The rich legacy of Sawai Jai Singh was carried forward by Sawai Ram Singh who was also a great visionary, and in whose regime came the Ram Niwas Bagh and Ram Bagh palace, which is now one of the most beautiful heritage hotels of the city. There are legendary anecdotes of Sawai Ram Singh of how he posed as a rich trader to entice the priest at the Govind Devji temple with a pouch full of coins to let him have darshan after the scheduled hours. The priest would have been fired but for his wit, people say. “I could never be dishonest but goddess Laxmi (pointing at the pouch) herself gave the order, so how could I disobey that?” he reportedly told the Maharaja in a witty vein and was let him off after a warning.

Jaipur owes a lot to the erstwhile rulers for their foresightedness and efforts in making it a culturally vibrant city and a seat of learning.
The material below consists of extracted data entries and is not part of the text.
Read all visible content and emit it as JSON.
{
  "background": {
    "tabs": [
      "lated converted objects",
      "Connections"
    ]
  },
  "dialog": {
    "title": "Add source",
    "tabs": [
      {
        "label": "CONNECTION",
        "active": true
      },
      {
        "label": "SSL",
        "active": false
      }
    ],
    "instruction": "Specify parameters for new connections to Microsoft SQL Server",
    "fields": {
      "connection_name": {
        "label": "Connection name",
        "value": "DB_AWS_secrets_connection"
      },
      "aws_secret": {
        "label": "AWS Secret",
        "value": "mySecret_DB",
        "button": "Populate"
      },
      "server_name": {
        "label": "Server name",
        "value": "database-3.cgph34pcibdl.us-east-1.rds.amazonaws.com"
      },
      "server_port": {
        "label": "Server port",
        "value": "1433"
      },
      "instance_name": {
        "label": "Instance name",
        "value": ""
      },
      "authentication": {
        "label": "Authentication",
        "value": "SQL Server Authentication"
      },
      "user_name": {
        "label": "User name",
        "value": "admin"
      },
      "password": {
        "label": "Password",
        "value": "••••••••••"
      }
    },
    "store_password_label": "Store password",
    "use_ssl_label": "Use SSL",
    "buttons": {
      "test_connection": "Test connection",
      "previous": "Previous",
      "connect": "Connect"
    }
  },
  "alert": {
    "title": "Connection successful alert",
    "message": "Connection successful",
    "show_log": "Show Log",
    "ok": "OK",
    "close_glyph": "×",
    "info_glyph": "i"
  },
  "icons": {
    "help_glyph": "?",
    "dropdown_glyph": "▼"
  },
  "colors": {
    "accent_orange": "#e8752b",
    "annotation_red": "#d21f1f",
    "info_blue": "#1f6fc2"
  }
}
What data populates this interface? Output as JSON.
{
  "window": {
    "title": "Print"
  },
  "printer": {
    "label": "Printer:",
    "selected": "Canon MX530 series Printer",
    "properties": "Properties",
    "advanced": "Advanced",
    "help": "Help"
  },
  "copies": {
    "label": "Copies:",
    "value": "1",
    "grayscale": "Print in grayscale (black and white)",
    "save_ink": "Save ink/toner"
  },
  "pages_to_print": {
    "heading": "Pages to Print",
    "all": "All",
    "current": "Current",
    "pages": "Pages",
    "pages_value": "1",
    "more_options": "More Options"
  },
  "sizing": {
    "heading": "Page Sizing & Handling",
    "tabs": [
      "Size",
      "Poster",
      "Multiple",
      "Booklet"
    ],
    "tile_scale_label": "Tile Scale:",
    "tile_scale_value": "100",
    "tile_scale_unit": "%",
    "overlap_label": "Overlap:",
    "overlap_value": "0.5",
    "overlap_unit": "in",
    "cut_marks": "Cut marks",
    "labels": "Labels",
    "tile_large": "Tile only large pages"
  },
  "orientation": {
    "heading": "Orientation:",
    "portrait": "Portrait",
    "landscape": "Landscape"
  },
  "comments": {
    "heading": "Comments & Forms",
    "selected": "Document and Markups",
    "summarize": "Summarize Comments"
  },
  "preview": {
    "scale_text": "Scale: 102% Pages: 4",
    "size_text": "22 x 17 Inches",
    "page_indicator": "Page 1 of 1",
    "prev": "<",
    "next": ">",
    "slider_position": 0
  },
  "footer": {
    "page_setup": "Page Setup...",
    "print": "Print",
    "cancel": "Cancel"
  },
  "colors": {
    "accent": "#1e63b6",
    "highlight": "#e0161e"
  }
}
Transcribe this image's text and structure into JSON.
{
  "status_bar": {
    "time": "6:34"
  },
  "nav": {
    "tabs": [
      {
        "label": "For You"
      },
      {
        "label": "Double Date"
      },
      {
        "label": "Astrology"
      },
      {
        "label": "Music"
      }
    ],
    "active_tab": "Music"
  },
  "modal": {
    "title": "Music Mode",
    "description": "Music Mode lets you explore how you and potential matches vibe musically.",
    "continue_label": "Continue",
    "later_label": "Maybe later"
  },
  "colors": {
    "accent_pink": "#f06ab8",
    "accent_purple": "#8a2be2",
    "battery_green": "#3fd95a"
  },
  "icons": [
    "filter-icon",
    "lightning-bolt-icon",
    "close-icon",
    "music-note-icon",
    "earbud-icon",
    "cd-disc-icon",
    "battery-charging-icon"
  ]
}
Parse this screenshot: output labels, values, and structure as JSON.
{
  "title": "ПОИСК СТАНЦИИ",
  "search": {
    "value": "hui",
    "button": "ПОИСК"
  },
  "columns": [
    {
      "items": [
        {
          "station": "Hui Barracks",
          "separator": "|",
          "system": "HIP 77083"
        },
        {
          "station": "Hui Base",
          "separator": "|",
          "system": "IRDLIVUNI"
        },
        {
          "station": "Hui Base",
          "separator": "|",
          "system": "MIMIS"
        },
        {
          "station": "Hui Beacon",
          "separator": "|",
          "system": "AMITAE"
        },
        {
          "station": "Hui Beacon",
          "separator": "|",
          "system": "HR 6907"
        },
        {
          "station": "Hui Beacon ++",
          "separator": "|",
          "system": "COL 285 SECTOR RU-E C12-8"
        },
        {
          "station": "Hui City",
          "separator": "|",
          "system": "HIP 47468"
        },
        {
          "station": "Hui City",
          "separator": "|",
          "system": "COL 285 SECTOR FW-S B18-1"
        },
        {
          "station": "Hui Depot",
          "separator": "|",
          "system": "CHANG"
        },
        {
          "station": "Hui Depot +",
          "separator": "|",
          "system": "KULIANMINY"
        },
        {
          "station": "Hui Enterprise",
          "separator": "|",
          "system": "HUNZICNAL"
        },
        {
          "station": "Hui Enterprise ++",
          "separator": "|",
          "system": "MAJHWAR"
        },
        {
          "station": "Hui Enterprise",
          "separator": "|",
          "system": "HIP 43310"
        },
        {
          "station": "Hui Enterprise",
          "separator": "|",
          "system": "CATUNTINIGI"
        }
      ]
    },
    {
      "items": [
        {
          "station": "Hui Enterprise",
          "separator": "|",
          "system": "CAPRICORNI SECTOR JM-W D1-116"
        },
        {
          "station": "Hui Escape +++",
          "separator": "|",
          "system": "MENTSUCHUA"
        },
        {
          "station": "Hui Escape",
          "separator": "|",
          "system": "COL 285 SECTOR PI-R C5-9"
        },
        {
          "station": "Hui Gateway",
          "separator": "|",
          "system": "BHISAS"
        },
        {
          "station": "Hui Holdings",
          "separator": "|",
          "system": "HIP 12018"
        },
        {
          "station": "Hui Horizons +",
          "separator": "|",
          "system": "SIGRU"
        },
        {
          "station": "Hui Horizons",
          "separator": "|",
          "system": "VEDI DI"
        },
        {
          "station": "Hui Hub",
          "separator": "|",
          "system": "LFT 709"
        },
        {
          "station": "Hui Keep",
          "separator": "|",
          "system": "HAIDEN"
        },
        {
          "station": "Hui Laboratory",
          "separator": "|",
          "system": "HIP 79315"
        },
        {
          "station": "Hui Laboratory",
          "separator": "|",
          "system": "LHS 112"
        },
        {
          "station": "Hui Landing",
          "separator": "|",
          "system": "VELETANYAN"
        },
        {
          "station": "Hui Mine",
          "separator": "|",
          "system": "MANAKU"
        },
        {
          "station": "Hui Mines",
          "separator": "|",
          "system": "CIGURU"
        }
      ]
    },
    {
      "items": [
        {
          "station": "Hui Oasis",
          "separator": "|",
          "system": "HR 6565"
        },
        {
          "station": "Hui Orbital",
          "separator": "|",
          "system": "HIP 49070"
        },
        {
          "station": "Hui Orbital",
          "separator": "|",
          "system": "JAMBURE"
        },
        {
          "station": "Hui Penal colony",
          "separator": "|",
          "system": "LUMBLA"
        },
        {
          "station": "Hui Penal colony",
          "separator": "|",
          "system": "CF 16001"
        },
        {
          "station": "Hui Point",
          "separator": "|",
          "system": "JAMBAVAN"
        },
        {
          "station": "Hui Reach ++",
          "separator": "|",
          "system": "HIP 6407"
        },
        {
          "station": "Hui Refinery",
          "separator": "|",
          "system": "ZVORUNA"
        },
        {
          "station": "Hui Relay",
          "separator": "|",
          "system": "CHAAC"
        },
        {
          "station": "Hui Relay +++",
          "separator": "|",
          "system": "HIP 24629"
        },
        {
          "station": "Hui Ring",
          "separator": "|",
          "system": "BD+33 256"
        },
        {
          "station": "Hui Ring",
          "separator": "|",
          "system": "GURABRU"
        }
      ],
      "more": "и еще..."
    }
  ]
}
They brought pundits, Sanskrit scholars, administrators, artistans and musicians from other states — all great masters in their respective fields — to build a city rich in all aspects. It is said for almost 11 years before the foundation of Jaipur was actually laid, prayers and yagnas, including Ashwamedha yagna were performed to seek divine blessings.
Jaipurites believe it is the power of those prayers that fortunately no natural calamity has ever struck the walled city so far.

Even in 1981, when torrential rains caused havoc in the city, sweeping away the Officers Training School (OTS) at the JLN Marg, the walled city remained absolutely safe. That also speaks volumes of the excellent drainage system the walled city has.

“The city is expanding and modernisation is slowly creeping in, yet Jaipur has managed to keep its roots intact,” feels eminent cardiac thoracic surgeon Dr Gautam Sen. Triloki Das Khandelwal, founder of Social Security Foundation, goes down memory lane recollecting  grand jyonars (feasts) where hundreds of people sat in rows together to enjoy delicious food served in pattal donas (leaf plates). “Those were the times when even the elite took pride in serving the thirsty at water huts (pyao). Ek tehzib thi, nazakat aur sharafat ka daur tha wo (that was an era of sophistication and decency),” recalls the octogenarian. He has endless memories of the scented gulal gotas the Maharaja would throw to signal the festivities of Holi, the wrestling competitions and the royal processions.

Jaipur has nurtured classical music and takes special pride in the glorious traditions of Jaipur gharana of Kathak. Famous Dhrupad exponent Laxman Bhatt Tailang likes to describe Jaipur as vidya ki khan a rich treasure trove of talents and gives great credit to the erstwhile rulers for due protection to the arts and music.

The traffic congestion and pollution in old Jaipur has led many residents to move to new colonies. Dhruv Kumar — who grew up listening to nostalgic memoirs of his father of how they used to study under the footpath lights in Johri Bazar, and often heard the roars of tigers in the jungles of Amer — feels the intrinsic spirit of Jaipur is the bond of love and traditions.